Читать книгу Experimental Evaluation Design for Program Improvement - Laura R. Peck - Страница 10
Chapter 1 Introduction
ОглавлениеThe concepts of cause and effect are critical to the field of program evaluation. After all, establishing a causal connection between a program and its effects is at the core of what impact evaluations do. The field of program evaluation has its roots in the social work research of the settlement house movement and in the business-sector’s efficiency movement, both at the turn of the 20th century. Evaluation as we know it today emerged from the Great Society Era, when large scale demonstrations tested new, sweeping interventions to improve many aspects of our social, political, and economic worlds. Specifically, it was the Elementary and Secondary Education Act of 1965 that first stipulated evaluation requirements (Hogan, 2007). Thereafter, a slew of scholarly journals launched and, to accompany them, academic programs to train people in evaluation methods. Since then scholars, practitioners and policymakers have increased their awareness of the diversity of questions that program evaluation pursues. This has coupled with a broadening range of evaluation approaches to address not only whether programs work but also what works, for whom, and under what circumstances (e.g., Stern et al., 2012). Program evaluation as a profession is diverse, and scholars and practitioners can be found in a wide array of settings from small, community-based nonprofits to the largest of federal agencies.
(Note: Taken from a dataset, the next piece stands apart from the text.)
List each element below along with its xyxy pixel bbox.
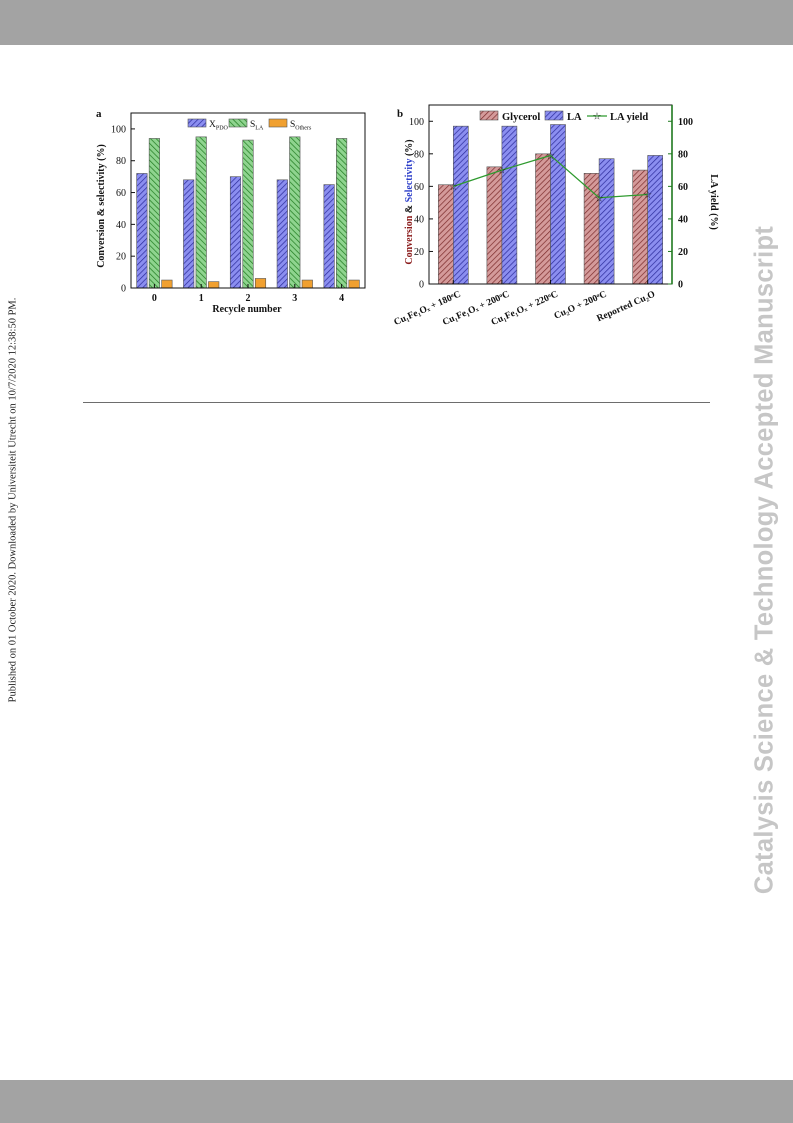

As those program administrators and policymakers seek to establish, implement, and evolve their programs and public policies, measuring the effectiveness of the programs or policies is essential to justifying ongoing funding, enacting policy changes to improve it, or terminating. In doing so, impact evaluations must isolate a program’s impact from the many other possible explanations that exist for any observed difference in outcomes. How much of the improvement in outcomes (that is, the “impact”) is due to the program involves estimating what would have happened in the program’s absence (the “counterfactual”). As of 2019, we are amid an era of “evidence-based” policy-making, which implies that the results of evaluation research inform what we choose to implement, how we choose to improve, and whether we terminate certain public and nonprofit programs and policies.
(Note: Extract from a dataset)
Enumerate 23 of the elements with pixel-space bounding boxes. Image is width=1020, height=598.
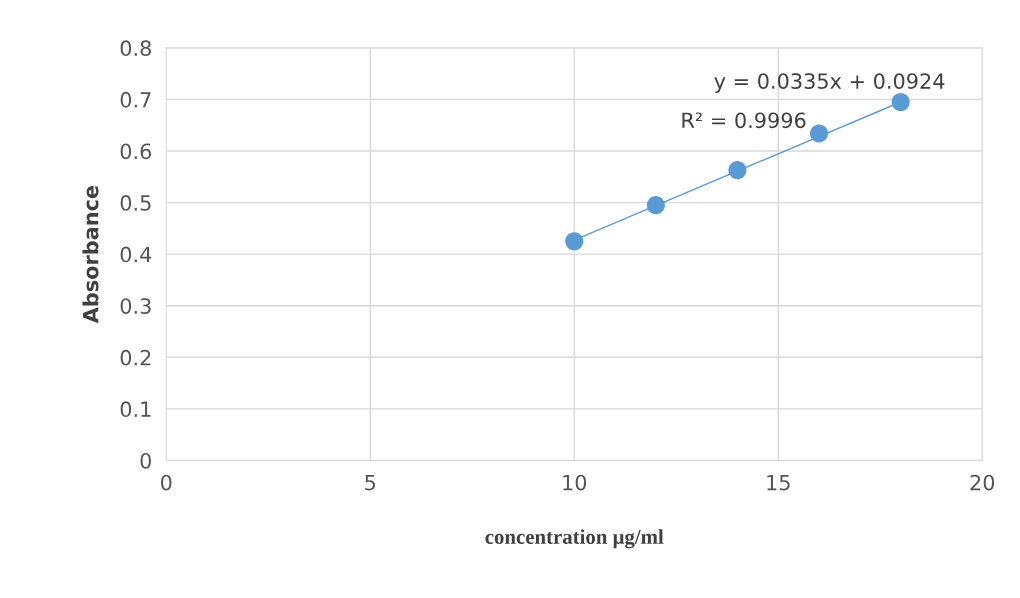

Experimentally designed evaluations—those that randomize to treatment and control groups—offer a convincing means for establishing a causal connection between a program and its effects. Over the last roughly 3 decades, experimental evaluations have been growing substantially in numbers and diversity of their application. For example, Greenberg and Shroder’s 2004 Digest of Social Experiments counted 293 such evaluations since the beginning of their use to study public policy in the 1970s. The Randomized Social Experiments eJournal that replaced the Digest beginning in 2007 identifies additional thousands of experiments since then.
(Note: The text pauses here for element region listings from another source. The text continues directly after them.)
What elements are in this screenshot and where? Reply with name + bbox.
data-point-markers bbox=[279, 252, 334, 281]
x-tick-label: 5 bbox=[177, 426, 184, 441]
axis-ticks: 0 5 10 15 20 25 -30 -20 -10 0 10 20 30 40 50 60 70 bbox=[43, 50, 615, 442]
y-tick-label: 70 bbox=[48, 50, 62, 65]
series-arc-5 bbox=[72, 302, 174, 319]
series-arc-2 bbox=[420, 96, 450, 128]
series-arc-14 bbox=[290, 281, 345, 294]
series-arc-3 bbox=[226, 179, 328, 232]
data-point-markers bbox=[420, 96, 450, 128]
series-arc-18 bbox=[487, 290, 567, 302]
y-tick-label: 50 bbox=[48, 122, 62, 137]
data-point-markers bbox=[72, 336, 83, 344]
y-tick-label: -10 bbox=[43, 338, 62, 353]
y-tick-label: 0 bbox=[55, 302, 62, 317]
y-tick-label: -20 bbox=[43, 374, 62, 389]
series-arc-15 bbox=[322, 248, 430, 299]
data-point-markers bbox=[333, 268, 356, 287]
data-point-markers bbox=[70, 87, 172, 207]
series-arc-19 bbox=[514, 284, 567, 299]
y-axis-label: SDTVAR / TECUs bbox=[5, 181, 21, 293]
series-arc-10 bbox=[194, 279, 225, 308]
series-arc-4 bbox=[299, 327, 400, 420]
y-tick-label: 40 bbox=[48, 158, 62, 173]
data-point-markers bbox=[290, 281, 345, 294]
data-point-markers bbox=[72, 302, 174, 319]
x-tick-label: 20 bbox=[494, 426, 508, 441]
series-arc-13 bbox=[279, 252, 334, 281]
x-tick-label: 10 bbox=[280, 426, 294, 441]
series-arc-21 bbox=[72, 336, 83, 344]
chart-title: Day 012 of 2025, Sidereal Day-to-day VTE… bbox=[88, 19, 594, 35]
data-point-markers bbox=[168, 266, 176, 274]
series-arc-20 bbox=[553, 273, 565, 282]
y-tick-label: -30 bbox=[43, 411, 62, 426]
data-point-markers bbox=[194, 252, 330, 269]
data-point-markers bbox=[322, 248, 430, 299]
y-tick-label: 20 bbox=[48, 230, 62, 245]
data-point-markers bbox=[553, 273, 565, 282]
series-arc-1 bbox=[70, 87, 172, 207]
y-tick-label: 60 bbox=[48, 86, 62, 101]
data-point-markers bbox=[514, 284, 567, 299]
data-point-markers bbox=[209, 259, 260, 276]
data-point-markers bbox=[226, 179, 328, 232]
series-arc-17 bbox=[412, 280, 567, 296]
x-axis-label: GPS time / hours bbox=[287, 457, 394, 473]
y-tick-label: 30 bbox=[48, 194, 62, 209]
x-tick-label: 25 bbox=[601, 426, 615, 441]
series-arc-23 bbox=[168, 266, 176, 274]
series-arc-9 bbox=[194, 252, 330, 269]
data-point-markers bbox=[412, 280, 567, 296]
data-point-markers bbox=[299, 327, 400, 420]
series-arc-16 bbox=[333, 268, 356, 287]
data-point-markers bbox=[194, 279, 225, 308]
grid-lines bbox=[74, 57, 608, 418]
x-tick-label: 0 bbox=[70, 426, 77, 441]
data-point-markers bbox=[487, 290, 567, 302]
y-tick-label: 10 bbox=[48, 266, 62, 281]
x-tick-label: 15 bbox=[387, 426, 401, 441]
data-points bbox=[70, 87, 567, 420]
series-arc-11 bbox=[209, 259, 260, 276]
The past few decades have shown that experimental evaluations are feasible in a wide variety of settings. The field has gotten quite good at executing experiments that aim to answer questions about average impacts of policies and programs. Over this same time period there has been increased awareness of a broad range of cause-and-effect questions that evaluation research examines and corresponding methodological innovation and creativity to meet increased demand from the field. That said, experimental evaluations have been subject to criticism, for a variety of reasons (e.g., Bell & Peck, 2015).
The main criticism that compels this book is that experimental evaluations are not suited to disaggregating program impacts in ways that connect to program implementation or practice. That is, experiments have earned a reputation for being a relatively blunt tool, where program implementation details are a “black box.” The complexity, implementation, and nuance of a program itself tends to be overlooked when an evaluation produces a single number (the “impact”) to represent the program’s effectiveness.